I'm troweling on my sixth coat of sun-block when Cathy K. yelps a well-mannered scream from some nearby rocks. She and Janet have got one cornered. "Grab it right behind the first bend with the catcher," Wes offers. "You don't want to break its neck." The first ladies carefully obey and soon stand triumphant in the howling wind, a bigger-than-average rattier held squirming at twice arm's length. A beat passes. Two. Then Janet gives voice to the question on everyone's mind. "Now what?"
Exactly.
"What" turns out to be a trip back into Mangum with the catch of the day in a locked bucket, there to be weighed and measured for posterity. At 52 inches it is, in fact, Friday's longest snake. Things get extra weird when we all troop over to the butcher shop to learn what becomes of the rattlesnakes rounded up during the Derby. In a stifling garage of a room behind the vacant-storefront Bite-A-Snake restaurant, they've set up bleachers to face a stainless-steel counter behind which is a chopping block and a prefab fiberglass shower stall. Snakes are a cash crop hereabouts—meat (for eatin'), skin (for boots), rattles (for key chains), gallbladders (for amorous Asians), etc., all have their market price, and proceeds are plowed back into the community by the Derby organizers—and the reduction of rattlers to their salable parts is no more or less disturbing to most local viewers than the dismantling necessary to furnish you your osso buco or lemon-roasted chicken.
There's a strange Vegas-lounge-act, Shirley-Jackson-short-story vibe to the whole thing, though, especially when Robert Ray, the Butcher (sporting a tattoo indicating same), smiles and says "Showtime!" right before the ax comes down. The vivid gutting-the-snake-while-it-hangs-in-the-shower process takes on a Scream3 quality when the first ladies start pitching in. I make my exit when the headless, skinless, innardsless snake carcasses on the counter begin flopping and coiling and generally behaving as though nothing untoward has happened to them in the last 10 minutes.

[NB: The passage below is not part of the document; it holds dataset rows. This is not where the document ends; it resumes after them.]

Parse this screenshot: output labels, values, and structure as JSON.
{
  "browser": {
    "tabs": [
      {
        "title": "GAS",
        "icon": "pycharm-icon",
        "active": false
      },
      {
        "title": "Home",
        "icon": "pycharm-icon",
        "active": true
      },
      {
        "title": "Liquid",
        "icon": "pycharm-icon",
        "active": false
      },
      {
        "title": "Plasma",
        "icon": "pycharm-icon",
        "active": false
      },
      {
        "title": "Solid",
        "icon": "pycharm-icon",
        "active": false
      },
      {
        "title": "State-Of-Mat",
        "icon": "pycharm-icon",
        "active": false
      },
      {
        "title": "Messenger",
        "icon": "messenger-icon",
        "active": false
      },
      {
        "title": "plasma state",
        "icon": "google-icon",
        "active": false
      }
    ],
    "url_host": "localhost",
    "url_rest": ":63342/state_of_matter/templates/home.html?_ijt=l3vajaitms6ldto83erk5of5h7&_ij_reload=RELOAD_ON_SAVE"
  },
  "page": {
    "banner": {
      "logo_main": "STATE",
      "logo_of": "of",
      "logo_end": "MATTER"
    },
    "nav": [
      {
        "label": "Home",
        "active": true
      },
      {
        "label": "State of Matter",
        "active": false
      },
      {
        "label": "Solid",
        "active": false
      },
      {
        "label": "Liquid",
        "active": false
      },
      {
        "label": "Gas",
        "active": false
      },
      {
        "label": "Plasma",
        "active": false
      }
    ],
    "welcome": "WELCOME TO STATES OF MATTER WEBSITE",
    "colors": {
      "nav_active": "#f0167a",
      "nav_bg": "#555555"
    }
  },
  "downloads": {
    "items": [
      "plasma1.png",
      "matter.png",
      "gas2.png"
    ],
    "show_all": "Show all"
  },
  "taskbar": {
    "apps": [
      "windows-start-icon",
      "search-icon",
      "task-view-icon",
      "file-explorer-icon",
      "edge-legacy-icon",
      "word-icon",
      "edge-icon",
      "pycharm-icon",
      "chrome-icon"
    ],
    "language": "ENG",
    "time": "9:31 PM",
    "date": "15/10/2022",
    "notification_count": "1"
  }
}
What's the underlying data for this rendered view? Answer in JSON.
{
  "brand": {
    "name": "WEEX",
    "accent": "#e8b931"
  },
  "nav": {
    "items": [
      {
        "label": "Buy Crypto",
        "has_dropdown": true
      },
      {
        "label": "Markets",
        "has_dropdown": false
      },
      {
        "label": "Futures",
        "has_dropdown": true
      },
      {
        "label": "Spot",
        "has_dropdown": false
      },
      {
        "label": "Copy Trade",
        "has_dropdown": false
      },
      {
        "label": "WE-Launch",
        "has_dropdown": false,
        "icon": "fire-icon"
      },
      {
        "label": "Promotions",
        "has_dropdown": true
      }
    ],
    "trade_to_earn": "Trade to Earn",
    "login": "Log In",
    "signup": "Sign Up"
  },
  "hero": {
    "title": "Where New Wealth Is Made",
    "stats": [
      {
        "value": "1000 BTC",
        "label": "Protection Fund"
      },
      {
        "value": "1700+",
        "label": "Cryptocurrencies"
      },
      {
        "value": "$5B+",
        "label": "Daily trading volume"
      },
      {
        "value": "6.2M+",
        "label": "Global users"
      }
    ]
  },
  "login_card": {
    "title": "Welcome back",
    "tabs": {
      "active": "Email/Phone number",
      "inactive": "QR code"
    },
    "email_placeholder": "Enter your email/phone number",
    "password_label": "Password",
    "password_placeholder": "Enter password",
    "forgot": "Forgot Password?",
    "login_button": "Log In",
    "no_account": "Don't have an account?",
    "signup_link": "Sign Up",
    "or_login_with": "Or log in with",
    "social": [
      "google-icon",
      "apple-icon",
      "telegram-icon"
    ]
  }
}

As I'm leaving, I hear the first lady of Arkansas behind me asking the Butcher a question. "Now what?" she says.
Exactly.
There's one more chore I have left to do before I can drag ass back to my motel. I head up the street, tired and sunburned but resigned to my sacred duty as a journalist. I take a table under a fluorescent fixture that buzzes like a tequila hangover, spread a napkin on my lap and, so you won't have to, I eat Southern-fried rattlesnake.